Aside from IV's and wound vacs and technical things and maybe one or two visits for patient teaching, there was not a reason I could find to justify staying in these houses month after month for teaching and assessment/management of disease processes. The nurse who left before me tried to discharge patients who obviously were no longer in need of HH and management threw a fit. Ugh.
BTW, this company is now under a full investigation by Medicare and Medicaid (they also handle private duty cases), the IRS, the labor board and they have several lawsuits pending against them. On top of that the agency has been shut down while an investigation is being done by the state on allegations of patient abuse. That place is a sinking ship, glad I got out.
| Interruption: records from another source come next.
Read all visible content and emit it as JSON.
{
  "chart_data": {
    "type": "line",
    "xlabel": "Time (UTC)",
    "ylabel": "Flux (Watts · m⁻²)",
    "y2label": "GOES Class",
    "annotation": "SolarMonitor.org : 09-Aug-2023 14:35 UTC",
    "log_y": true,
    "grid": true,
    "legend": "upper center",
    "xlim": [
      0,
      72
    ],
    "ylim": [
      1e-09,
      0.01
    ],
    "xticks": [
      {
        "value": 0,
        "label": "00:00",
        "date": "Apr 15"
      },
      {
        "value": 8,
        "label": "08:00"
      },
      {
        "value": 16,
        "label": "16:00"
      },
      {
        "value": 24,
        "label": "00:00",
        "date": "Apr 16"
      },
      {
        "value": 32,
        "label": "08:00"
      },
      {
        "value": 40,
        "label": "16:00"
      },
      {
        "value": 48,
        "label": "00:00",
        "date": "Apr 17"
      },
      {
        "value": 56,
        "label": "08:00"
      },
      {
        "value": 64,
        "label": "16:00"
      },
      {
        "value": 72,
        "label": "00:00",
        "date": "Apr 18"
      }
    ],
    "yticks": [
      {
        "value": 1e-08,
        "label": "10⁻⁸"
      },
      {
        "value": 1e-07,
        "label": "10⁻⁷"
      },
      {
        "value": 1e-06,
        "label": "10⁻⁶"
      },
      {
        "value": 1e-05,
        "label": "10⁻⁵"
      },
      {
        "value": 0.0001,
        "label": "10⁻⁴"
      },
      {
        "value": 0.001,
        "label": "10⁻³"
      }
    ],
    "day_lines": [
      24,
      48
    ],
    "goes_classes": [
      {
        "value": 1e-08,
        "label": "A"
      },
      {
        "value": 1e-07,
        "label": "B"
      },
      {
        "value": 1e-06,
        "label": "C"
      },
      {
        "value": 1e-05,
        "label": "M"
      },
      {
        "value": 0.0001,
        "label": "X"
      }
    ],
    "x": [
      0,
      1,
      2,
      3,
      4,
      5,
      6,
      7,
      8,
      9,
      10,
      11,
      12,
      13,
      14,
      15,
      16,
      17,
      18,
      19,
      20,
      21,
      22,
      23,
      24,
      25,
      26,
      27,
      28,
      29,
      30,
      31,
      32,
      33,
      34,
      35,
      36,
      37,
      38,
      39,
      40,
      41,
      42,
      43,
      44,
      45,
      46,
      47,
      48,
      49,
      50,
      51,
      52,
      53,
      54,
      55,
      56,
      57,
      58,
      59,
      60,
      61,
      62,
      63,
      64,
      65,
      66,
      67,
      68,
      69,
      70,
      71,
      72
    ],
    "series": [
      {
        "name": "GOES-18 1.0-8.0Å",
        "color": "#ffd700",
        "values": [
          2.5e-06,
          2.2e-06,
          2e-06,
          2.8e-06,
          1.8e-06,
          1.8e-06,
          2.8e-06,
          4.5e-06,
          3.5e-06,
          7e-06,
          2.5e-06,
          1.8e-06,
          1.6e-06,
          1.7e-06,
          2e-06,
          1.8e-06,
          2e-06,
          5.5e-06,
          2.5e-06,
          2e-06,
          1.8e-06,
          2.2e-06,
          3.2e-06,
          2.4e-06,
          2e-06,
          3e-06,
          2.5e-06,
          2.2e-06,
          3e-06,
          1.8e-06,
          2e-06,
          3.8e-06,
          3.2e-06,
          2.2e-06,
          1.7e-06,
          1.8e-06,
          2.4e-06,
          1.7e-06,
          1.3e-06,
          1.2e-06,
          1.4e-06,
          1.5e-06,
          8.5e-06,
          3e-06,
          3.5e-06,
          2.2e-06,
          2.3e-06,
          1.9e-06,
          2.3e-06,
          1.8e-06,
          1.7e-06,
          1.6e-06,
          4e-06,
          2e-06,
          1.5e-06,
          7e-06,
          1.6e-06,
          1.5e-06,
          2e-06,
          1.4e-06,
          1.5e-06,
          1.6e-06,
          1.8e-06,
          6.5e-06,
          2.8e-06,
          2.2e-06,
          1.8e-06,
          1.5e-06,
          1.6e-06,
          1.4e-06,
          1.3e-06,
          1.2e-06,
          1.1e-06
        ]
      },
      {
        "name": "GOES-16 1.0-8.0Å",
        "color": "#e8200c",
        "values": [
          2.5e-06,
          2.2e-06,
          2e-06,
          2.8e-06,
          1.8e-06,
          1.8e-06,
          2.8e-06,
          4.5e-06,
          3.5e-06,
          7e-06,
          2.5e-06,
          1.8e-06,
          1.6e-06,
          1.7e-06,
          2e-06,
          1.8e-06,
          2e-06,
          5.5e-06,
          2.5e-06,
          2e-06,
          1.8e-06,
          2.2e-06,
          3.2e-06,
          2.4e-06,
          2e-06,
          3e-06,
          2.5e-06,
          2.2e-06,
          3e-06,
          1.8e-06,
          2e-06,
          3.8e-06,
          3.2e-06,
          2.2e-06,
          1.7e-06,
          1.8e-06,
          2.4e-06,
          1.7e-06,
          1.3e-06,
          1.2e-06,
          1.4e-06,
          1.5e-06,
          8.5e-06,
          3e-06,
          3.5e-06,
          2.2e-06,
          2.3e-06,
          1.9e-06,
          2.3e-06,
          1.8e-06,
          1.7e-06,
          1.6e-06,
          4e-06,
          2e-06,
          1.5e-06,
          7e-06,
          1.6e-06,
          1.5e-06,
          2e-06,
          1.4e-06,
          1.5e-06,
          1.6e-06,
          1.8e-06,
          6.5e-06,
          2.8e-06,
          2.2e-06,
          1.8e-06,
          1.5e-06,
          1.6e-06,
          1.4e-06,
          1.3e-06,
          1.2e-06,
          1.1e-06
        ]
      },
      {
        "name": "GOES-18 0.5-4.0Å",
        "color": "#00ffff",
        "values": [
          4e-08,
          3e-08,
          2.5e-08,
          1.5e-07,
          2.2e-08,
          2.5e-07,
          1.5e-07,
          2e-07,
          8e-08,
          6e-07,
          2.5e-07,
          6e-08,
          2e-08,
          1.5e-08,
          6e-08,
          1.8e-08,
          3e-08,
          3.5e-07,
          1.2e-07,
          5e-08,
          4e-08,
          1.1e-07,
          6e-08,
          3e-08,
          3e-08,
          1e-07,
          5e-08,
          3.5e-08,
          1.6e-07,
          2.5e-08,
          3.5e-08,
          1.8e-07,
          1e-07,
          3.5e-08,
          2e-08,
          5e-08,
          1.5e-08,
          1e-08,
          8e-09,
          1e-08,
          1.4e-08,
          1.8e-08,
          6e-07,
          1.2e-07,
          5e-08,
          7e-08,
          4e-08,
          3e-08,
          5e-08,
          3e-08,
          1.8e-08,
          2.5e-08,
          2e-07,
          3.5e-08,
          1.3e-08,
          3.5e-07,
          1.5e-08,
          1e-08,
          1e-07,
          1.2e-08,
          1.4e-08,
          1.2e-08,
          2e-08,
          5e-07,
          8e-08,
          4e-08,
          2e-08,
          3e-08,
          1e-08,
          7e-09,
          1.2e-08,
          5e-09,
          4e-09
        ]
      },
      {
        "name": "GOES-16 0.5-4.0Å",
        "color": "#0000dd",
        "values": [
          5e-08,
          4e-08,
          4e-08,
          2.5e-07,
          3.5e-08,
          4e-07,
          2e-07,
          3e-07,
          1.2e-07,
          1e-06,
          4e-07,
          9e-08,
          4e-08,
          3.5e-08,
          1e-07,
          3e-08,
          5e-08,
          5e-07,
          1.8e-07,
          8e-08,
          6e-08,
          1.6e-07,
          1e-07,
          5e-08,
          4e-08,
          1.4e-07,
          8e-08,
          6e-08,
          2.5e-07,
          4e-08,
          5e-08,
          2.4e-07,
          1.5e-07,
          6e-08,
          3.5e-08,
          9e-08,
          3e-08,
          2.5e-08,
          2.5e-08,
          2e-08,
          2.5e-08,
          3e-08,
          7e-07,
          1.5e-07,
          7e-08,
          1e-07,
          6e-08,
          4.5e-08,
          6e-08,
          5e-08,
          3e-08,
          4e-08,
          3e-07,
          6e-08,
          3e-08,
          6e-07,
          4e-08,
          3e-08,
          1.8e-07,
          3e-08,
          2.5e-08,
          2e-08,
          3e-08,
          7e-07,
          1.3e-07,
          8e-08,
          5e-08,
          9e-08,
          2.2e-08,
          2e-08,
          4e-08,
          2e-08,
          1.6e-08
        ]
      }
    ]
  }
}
I recently started a new job as a case manager. As I am finally getting to look back into records I am seeing that this agency has a strong pattern of never discharging anyone they can get a new 485 signed on. So many patients have many (9+) cert periods, I haven't seen that in years. Amazingly they get 10-12 visits from therapy every cert period. never more or less. They all seem to have either muscle weakness or diabetes as primary diagnosis. I really became alarmed when a patient's son told me his late stage alzheimer's mother gets PT just so the agency can make an extra 2 grand. It made no difference in her functional ability. Where I come from and in my many years in home health I have never seen this as being an OK thing. I know what I have to do for my own integrity, I just want to know if this is seen anywhere else. I could give more instances but I don't want to get identified. I got chastised as a rabble rouser my first week when I asked if something I saw would be upcoding and therefore fraud. Anyway I would appreciate some feedback
I am not sure if what you describe falls into the category of fraud, but I wouldn't hesitate to say abuse at the very least. In either case, if medicare starts to review these cases you will start seeing all that money do a backwards flow. And if that flow is too substantial to recover from, then the whole ship sinks. Doesn't seem worth the risk does it? Not to the average semi-educated individual, but to folks who don't truly understand the rules and risks thereof, more money is simply just that: more money. Amusing thing about that is when a nurse stands up to improper services given to patients or improper billing, the owners or managers of these agencies get fired up and make you feel like YOU are stealing from THEM. How dare you try to wrongly take away our income? Then they remind you of all the patients that have to be cared for and all of the employees that would be out of a job. I wonder if medicare ever feels like this? Except only thing is, their responsibility is to millions of people, not only those currently on medicare, but to their children and grandchildren, etc. also. I would say their stakes are somewhat higher.
caliotter3
38,333 Posts
Have you ever considered writing a text for home health or a reference book on the subject? My community nursing instructor in school was good but she was able to just scratch the surface and I don't even remember our text. Maybe we didn't have one. We had one in health sciences but it was a poor text. Just an idea.